Madam Pheip was turned into a gold statue in "De Hoorn des Overvloeds" ("Horn of Plenty") (1953-1954), but changed back again in the next story "De Ark van Nero" ("Nero's Ark") (1953). In "Mama Kali" (1969) she is changed into an African elephant and in "Allemaal Beestjes" ("All kinds of animals") (1981) into a hare. Another physical transformation was caused on her own initiative in "Het Geheim van Bakkendoen" ("Bakkendoen's Secret") (1957-1958), "De Sluikslapers" ("The Squatters") (1970) and "De V-Machine" ("The V-Machine") (1979), where she loses weight spectacularly, but always becomes chubby again.
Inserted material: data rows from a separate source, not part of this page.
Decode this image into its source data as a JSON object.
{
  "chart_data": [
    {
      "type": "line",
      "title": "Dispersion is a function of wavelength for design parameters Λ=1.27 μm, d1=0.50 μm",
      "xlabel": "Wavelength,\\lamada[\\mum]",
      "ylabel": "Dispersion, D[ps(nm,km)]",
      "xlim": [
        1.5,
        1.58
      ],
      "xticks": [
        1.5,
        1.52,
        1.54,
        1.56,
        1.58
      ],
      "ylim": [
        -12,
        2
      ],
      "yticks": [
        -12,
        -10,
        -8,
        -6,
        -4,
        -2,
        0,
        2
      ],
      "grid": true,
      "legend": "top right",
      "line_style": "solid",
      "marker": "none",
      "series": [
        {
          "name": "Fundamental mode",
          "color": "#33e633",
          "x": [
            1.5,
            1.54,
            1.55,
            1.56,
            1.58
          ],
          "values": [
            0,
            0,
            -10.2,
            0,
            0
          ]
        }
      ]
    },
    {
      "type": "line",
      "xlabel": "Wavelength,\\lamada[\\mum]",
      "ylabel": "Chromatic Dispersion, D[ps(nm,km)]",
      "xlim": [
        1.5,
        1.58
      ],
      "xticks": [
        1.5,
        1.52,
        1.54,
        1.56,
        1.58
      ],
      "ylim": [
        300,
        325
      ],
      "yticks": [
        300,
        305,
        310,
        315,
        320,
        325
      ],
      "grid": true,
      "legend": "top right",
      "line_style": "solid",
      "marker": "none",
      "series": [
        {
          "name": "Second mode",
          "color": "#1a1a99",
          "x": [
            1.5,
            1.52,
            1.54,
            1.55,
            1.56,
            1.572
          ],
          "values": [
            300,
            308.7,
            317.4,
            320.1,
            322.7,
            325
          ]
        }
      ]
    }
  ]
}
In the "Nero" stories of the 1950s Madam Pheip was a prominent main character. Later in the series she appears on a less recurring basis, usually because she and her family are taking a holiday at the Côte d'Azur.

==Youth and family==

Madam Pheip has an uncle, Roger, who once shot an elephant in Congo. In "De Adhemar Bonbons" (1989) ("The Adhemar Pralines") we get a view of what she may have looked like as a child. Her first name, Katrien, is revealed in "Windkracht 2000" ("Beaufort Scale 2000") (1999).

==In popular culture==

She is included along with other Nero characters on a bas-relief in Sint-Niklaas, made by sculptor Paul Dekker in 1988 to commemorate Marc Sleen's induction as an honor citizen of the city. In 1995 a special wall near the Saint-Géry Island in Brussels, celebrating Nero characters and part of the Brussels' Comic Book Route, also included her.